Without a backward glance I made for the door of that ferry like my life depended on it. The ferry had four seating areas: Economy, First Class, Premium and Diplomatic VIP. From what I could tell, I had just entered the Economy class floor and the two staircases cordoned off and manned by three officers on opposing ends of the room led to the other three zones.
The floor was divided into three columns each with four rows of either blue or orange seats. A shop selling tea (!) and snacks took up one corner. I was in a blue seat between a mother who was haranguing her two kids and a soft-spoken lady clad in a black buibui. Next to her was a gentleman in a blue-striped shirt.
They played a video with various shots of the ferry confidently slicing through the big, blue ocean as a female voice-over gave us safety instructions in Swahili. They later screened “Dumb and Dumber” which everyone seemed to be paying close attention to until the waters got choppy and the ferry was violently rocking up and down. As water forcefully whipped against the windows, a murmur of duas floated all around me.
“Hapa kunajulikana kwa upepo mkali. Ni sehemu ndogo lakini…” (The wind is very strong here and even though it is a short section…) said the mother of two, her voice heavy with anxiety. She held her two children on her lap until the ferry stabilized and she could spread a lesso on the floor with ease. She then placed the older child on her seat and held the other close to her chest. We all fell asleep for the rest of the trip.
I opened my eyes sometime later and I remember seeing lots of brown. It was the sand at the shores of the island. My eyes travelled up and I scanned the buildings perched just behind the expanse of brown and I smiled. I had made it.
The officers manning the tourism information desk at the port were very friendly. They let me use their phone to call Anna and when I saw my crazy, curly haired friend running towards me, I knew that it was all worth it.

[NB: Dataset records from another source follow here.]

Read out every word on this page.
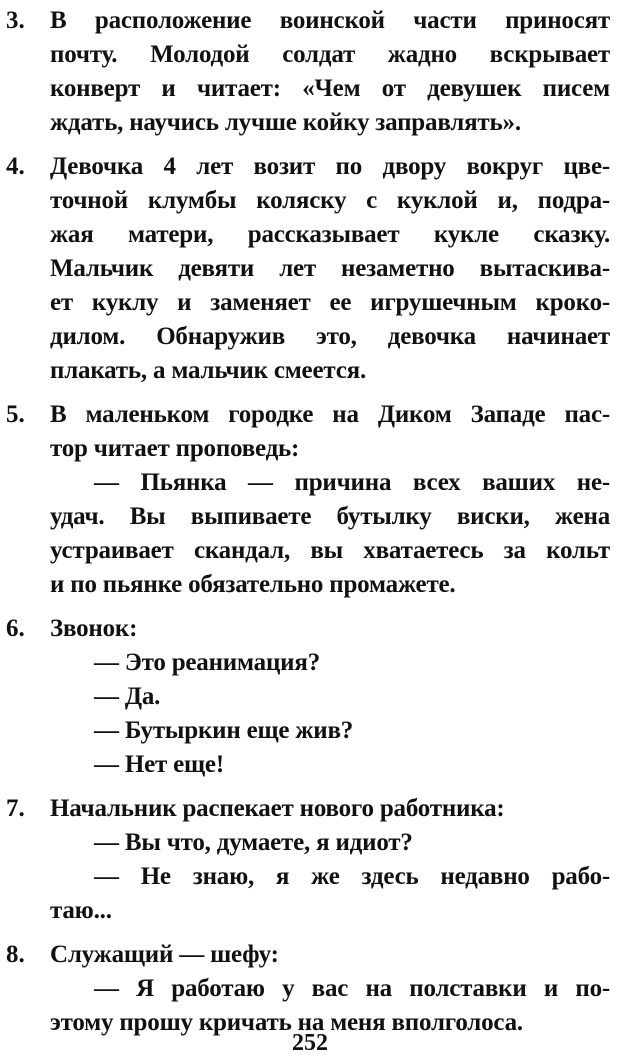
3.	В расположение воинской части приносят
почту. Молодой солдат жадно вскрывает
конверт и читает: «Чем от девушек писем
ждать, научись лучше койку заправлять».
4.	Девочка 4 лет возит по двору вокруг цве-
точной клумбы коляску с куклой и, подра-
жая матери, рассказывает кукле сказку.
Мальчик девяти лет незаметно вытаскива-
ет куклу и заменяет ее игрушечным кроко-
дилом. Обнаружив это, девочка начинает
плакать, а мальчик смеется.
5.	В маленьком городке на Диком Западе пас-
тор читает проповедь:
— Пьянка — причина всех ваших не-
удач. Вы выпиваете бутылку виски, жена
устраивает скандал, вы хватаетесь за кольт
и по пьянке обязательно промажете.
6.	Звонок:
— Это реанимация?
— Да.
— Бутыркин еще жив?
— Нет еще!
7.	Начальник распекает нового работника:
— Вы что, думаете, я идиот?
— Не знаю, я же здесь недавно рабо-
таю...
8.	Служащий — шефу:
— Я работаю у вас на полставки и по-
этому прошу кричать на меня вполголоса.
252
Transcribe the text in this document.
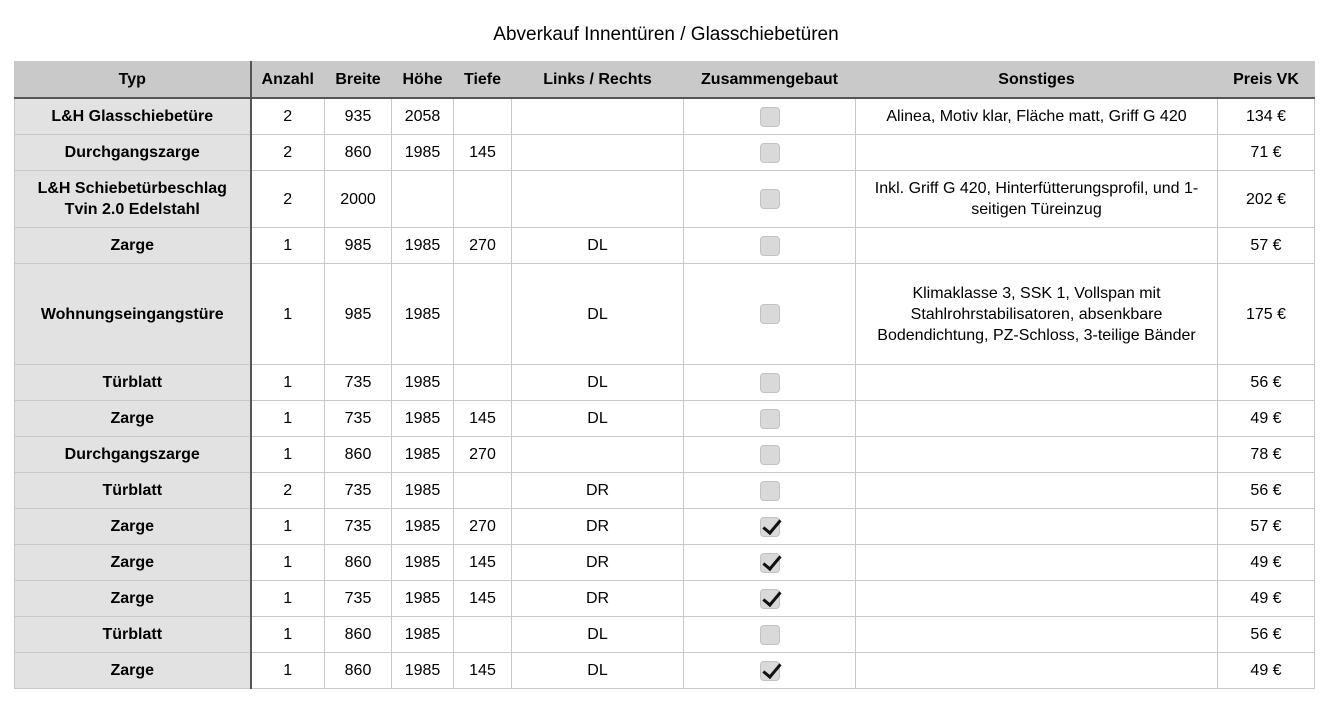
Abverkauf Innentüren / Glasschiebetüren
Typ	Anzahl	Breite	Höhe	Tiefe	Links / Rechts	Zusammengebaut	Sonstiges	Preis VK
L&H Glasschiebetüre	2	935	2058				Alinea, Motiv klar, Fläche matt, Griff G 420	134 €
Durchgangszarge	2	860	1985	145				71 €
L&H Schiebetürbeschlag Tvin 2.0 Edelstahl	2	2000					Inkl. Griff G 420, Hinterfütterungsprofil, und 1-seitigen Türeinzug	202 €
Zarge	1	985	1985	270	DL			57 €
Wohnungseingangstüre	1	985	1985		DL		Klimaklasse 3, SSK 1, Vollspan mit Stahlrohrstabilisatoren, absenkbare Bodendichtung, PZ-Schloss, 3-teilige Bänder	175 €
Türblatt	1	735	1985		DL			56 €
Zarge	1	735	1985	145	DL			49 €
Durchgangszarge	1	860	1985	270				78 €
Türblatt	2	735	1985		DR			56 €
Zarge	1	735	1985	270	DR			57 €
Zarge	1	860	1985	145	DR			49 €
Zarge	1	735	1985	145	DR			49 €
Türblatt	1	860	1985		DL			56 €
Zarge	1	860	1985	145	DL			49 €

Nairobi, 9:00 am January 4th, 2012
First day back at the office–no sand or sea in sight. Sigh. I sat at my desk and went over the three great days I had at Mustapha’s place in Bwejuu, rural Zanzibar. It was where Anna and Malaika had first stayed in 2005 when they had been on a scholarship at Takiluki- Taasisi ya Kiswahili na Lugha za Kigeni for an advanced Kiswahili course.
It was paradise on a budget and it was lovely! I missed our spacious bungalow with a staircase smack in the middle that led to a secluded attic. I missed the Reggae playlist with its repeated play of certain songs (Richie Spice’s Brown Skin is now dead to me) and the suggestive nature of their evening selection. Ha!
I miss playing Bao with Anna, swinging (and attempting to strike poses) in the hammock with disastrous results. I miss our “body guard” Nassir who said “Hamna noma” (no problem) every two minutes! I miss hanging out at the swinging park benches made from planks of wood and rope.
I miss saying, “Gunste! Gunste!” Hehehe. And, I wish someone taped us when we went swimming and I discovered that there were jellyfish in the water. I have never sworn that much or that fluently. I was grateful to have met Juma, the awesome spice seller who remembered the girls, by name, from their trip six years ago!
Looking back now I realise that there are so many things that went wrong when I was alone. (When I got to Dar from Zanzibar–I travelled as a Kenyan this time, thank you very much–the buses to Mombasa were sold out and a conman tried to have me pay nearly Tshs. 10,000 extra for a seat in the next day’s bus) I cannot believe how calm I was. I always found a way. The lessons I took away from this trip is that I have finally grown up.
And, I can do anything.
A special thanks to my Dar angels; Nsia for her help in foiling that conman’s plan and Mama Fauzia for hosting me when I had no money and no place to go. (Thanks Triza and Aunty Azama for giving me the hook up.) Thank you God for keeping me safe and making so much possible.
In case you were wondering, I travelled to Mombasa on Christmas Eve to stay with my family until some days into the New Year. That part of my holiday was ten days of fun, sand bombs and “Nyum, nyummy”. But that’s a story for another day.